Pierre Lemonnier

Personal information
- Date of birth: 6 July 1993 (age 33)
- Place of birth: Rennes, France
- Height: 1.84 m (6 ft 0 in)
- Position: Defender

Team information
- Current team: Red Star
- Number: 24

Youth career
- 1997–2003: US Bazouges-la-Pérouse
- 2003–2011: Rennes

Senior career*
- Years: Team / Apps / (Gls)
- 2011–2014: Rennes B / 48 / (0)
- 2014–2015: Dijon / 0 / (0)
- 2014–2015: Dijon B / 18 / (0)
- 2015–2017: Granville / 49 / (4)
- 2017–2021: Le Mans / 117 / (7)
- 2021–2025: Guingamp / 72 / (2)
- 2024: Guingamp B / 1 / (0)
- 2025–: Red Star / 36 / (2)

= Pierre Lemonnier (footballer) =

French footballer (born 1993)

Pierre Lemonnier (/fr/; born 6 July 1993) is a French professional footballer who plays as a defender for club Red Star.

He previously appeared in the Coupe de la Ligue for Ligue 2 club Dijon, played in the fourth and fifth tiers for Rennes B, Dijon B and Granville, with whom he reached the quarter-finals of the 2015–16 Coupe de France, and helped Le Mans gain promotion to the Championnat National in 2017–18 and to Ligue 2 the following season. In 2021, he joined Guingamp of Ligue 2, where he spent three-and-a-half years before moving on to Red Star.

==Life and career==
Lemonnier was born in Rennes in 1993, and raised in nearby Bazouges-la-Pérouse, where his parents worked in agriculture. As a youngster, he played football at his village club, US Bazouges-la-Pérouse, before joining the junior ranks of the local league club, Rennes, in 2003 as a nine-year-old midfielder. He gradually developed into a defender, playing at right back or in his preferred central defence. He was not taken into the club's centre de formation (academy) – the stream that leads towards a professional football career – with the rest of his age group in 2008, but after an impressive season with the amateur youths, he was accepted as a late entrant, although he felt somewhat of an outsider.

He made one appearance for Rennes B in the Championnat de France Amateur (CFA) in the 2010–11 season, and signed a two-year contrat stagiaire (trainee contract) in 2011. In the next two seasons, he made 23 appearances for Rennes B in the Championnat de France Amateur 2 (CFA 2), mostly as a starter; he also played alongside his brother Antony, two years his senior, in central defence for Rennes' Division Supérieure Élite (seventh-tier) team. When his contract ended, he was not offered a professional deal, but was offered and accepted a one-year extension on amateur terms. He started 24 of the 26 matches in the 2013–14 CFA 2 season, and was released at the end of it.
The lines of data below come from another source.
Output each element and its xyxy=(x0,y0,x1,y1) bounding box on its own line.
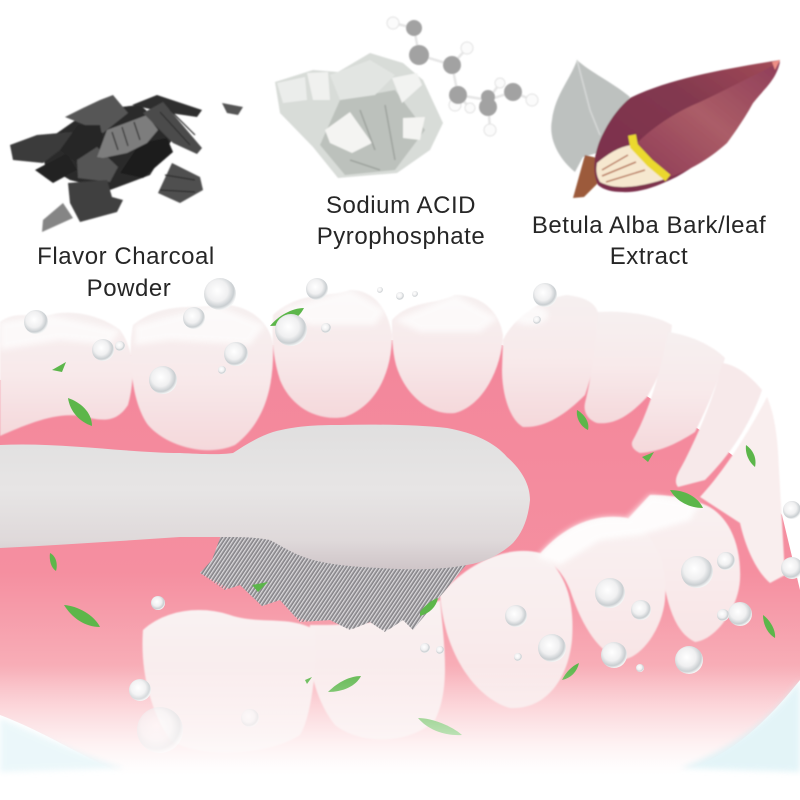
icon: charcoal pile xyxy=(10,95,243,232)
label: charcoal: Flavor Charcoal xyxy=(37,243,215,270)
label: charcoal xyxy=(37,243,215,302)
toothbrush bristles xyxy=(200,537,466,632)
gums xyxy=(0,340,800,778)
label: sodium: Sodium ACID xyxy=(326,192,476,219)
icon: betula leaf and bud xyxy=(551,60,780,198)
foam on upper teeth xyxy=(0,290,548,350)
toothbrush head xyxy=(0,425,530,569)
foam on lower teeth xyxy=(537,495,700,565)
upper teeth xyxy=(0,290,785,583)
leaves xyxy=(50,308,775,735)
label: betula xyxy=(532,212,766,270)
label: betula: Betula Alba Bark/leaf xyxy=(532,212,766,239)
label: charcoal: Powder xyxy=(87,275,171,302)
label: sodium: Pyrophosphate xyxy=(317,223,485,250)
label: betula: Extract xyxy=(610,243,688,270)
label: sodium xyxy=(317,192,485,250)
icon: sodium acid pyrophosphate crystals xyxy=(275,17,538,178)
bubbles xyxy=(24,278,800,753)
lower teeth xyxy=(142,495,740,753)
bottom fade xyxy=(0,665,800,800)
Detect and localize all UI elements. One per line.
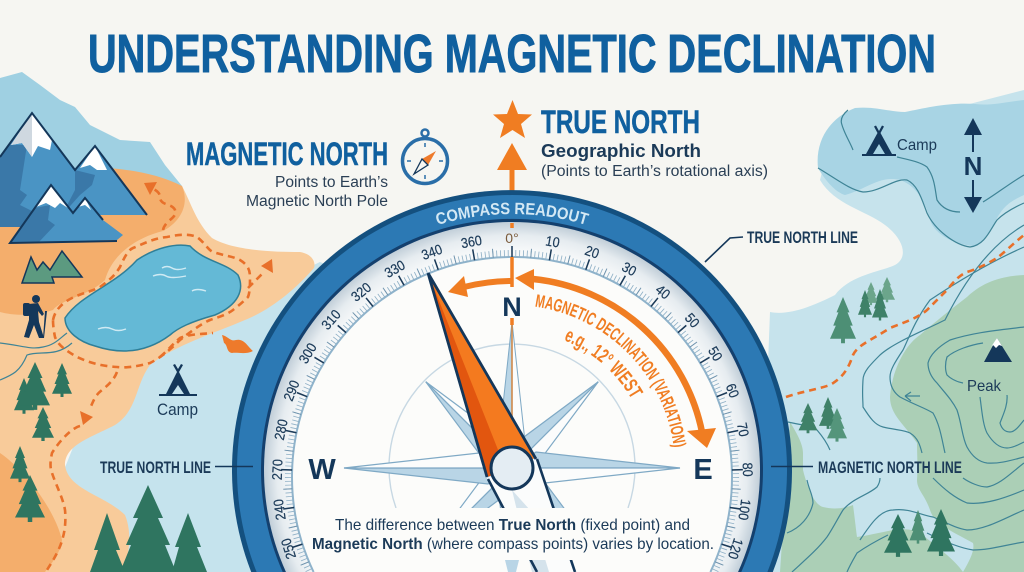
declination label: MAGNETIC DECLINATION (VARIATION) [535, 294, 686, 447]
degree numbers: 0° [505, 230, 519, 246]
icon: mountains [0, 113, 147, 243]
right camp: Camp [897, 137, 937, 154]
icon: small green mountains [22, 251, 82, 283]
degree numbers: 290 [280, 378, 303, 403]
left camp: Camp [157, 400, 198, 419]
degree numbers: 40 [653, 281, 674, 303]
compass inner face [292, 257, 732, 572]
cardinal letters [308, 292, 713, 486]
compass dial [264, 222, 760, 572]
magnetic north heading [186, 136, 388, 210]
degree numbers: 280 [271, 417, 291, 441]
callout: true north line top: TRUE NORTH LINE [747, 228, 858, 247]
lake [65, 245, 241, 351]
compass needle [428, 273, 536, 477]
callout: true north line left: TRUE NORTH LINE [100, 458, 211, 477]
compass [232, 190, 792, 572]
caption band [345, 508, 680, 560]
icon: true north star [493, 100, 532, 138]
declination value: e.g., 12° WEST [565, 331, 644, 397]
right camp [862, 126, 937, 156]
degree numbers: 100 [735, 498, 754, 521]
compass ring label: COMPASS READOUT [436, 202, 590, 224]
map north arrow: N [964, 151, 982, 181]
magnetic north heading: MAGNETIC NORTH [186, 136, 388, 172]
true north heading: TRUE NORTH [541, 104, 700, 140]
dashed trail [53, 235, 250, 367]
true north heading: (Points to Earth’s rotational axis) [541, 163, 768, 180]
peak marker [967, 338, 1012, 395]
degree numbers: 10 [544, 232, 561, 251]
needle hub [491, 447, 533, 489]
caption: Magnetic North (where compass points) varies by location. [312, 536, 714, 553]
degree numbers: 70 [734, 421, 752, 438]
true north heading [541, 104, 768, 180]
peak marker: Peak [967, 378, 1002, 395]
icon: magnetic compass [402, 130, 448, 184]
dashed trail east [786, 235, 1024, 397]
caption: The difference between True North (fixed point) and [335, 517, 690, 534]
degree numbers: 300 [295, 340, 320, 366]
degree numbers: 20 [583, 242, 602, 262]
cardinal letters: N [502, 292, 522, 322]
icon: hiker [23, 295, 47, 338]
right map terrain [760, 90, 1024, 572]
degree numbers: 120 [725, 536, 747, 561]
north arrow [497, 143, 527, 192]
degree numbers: 270 [269, 459, 285, 480]
degree numbers: 30 [619, 258, 640, 279]
degree numbers: 50 [682, 310, 703, 331]
degree numbers: 250 [277, 536, 299, 561]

After a three-day trial, Lemonnier signed for a year at Ligue 2 club Dijon, again on amateur terms. He played once for the first team, starting in a Coupe de la Ligue match against Laval, made 18 appearances for the reserves in the CFA 2, and was released at the end of his contract.

He moved on to Granville of the CFA 2. He was a member of their team that progressed through nine rounds of the 2015–16 Coupe de France to reach the quarter-finals, in which they faced Ligue 1 club Marseile. The game was goalless until the 50th minute when Michy Batshuayi scored; Lemonnier had a chance to tie the scores following a 69th-minute corner, but did not place his header sufficiently accurately. He and goalkeeper Jérémy Aymes were named as Le Figaros men of the match. He helped the team gain promotion to the CFA, and made 27 fourth-tier appearances in the 2016–17 season.

Lemonnier chose to leave Granville at the end of the season. Those involved with the club were disappointed at his departure, and the media reported that it would much weaken the side. He signed for Le Mans, newly promoted from CFA 2 to the new fourth-tier Championnat National 2. He missed only one match as Le Mans finished as champions of their section and gained promotion to the third tier. He started 32 of a possible 34 matches in the 2018–19 Championnat National, and scored in two of five consecutive wins in the last five matches of the regular season that secured Le Mans a play-off place. Facing Gazélec Ajaccio, who finished 18th in Ligue 2, Le Mans lost the home leg by two goals to one. In the away leg, they took a 73rd-minute lead, but still trailed on the away goals rule. In the third of six minutes stoppage time, Lemonnier conceded a penalty. The attempt was saved, and in the 97th minute, Mamadou Soro scored with an overhead kick to confirm a third successive promotion for Le Mans.

Lemonnier started Le Mans' opening match of the 2019–20 Ligue 2 season.

In July 2021, he moved to Guingamp on a two-year contract with an option for a third.

Lemonnier signed for another Ligue 2 club, Red Star, on 3 February 2025.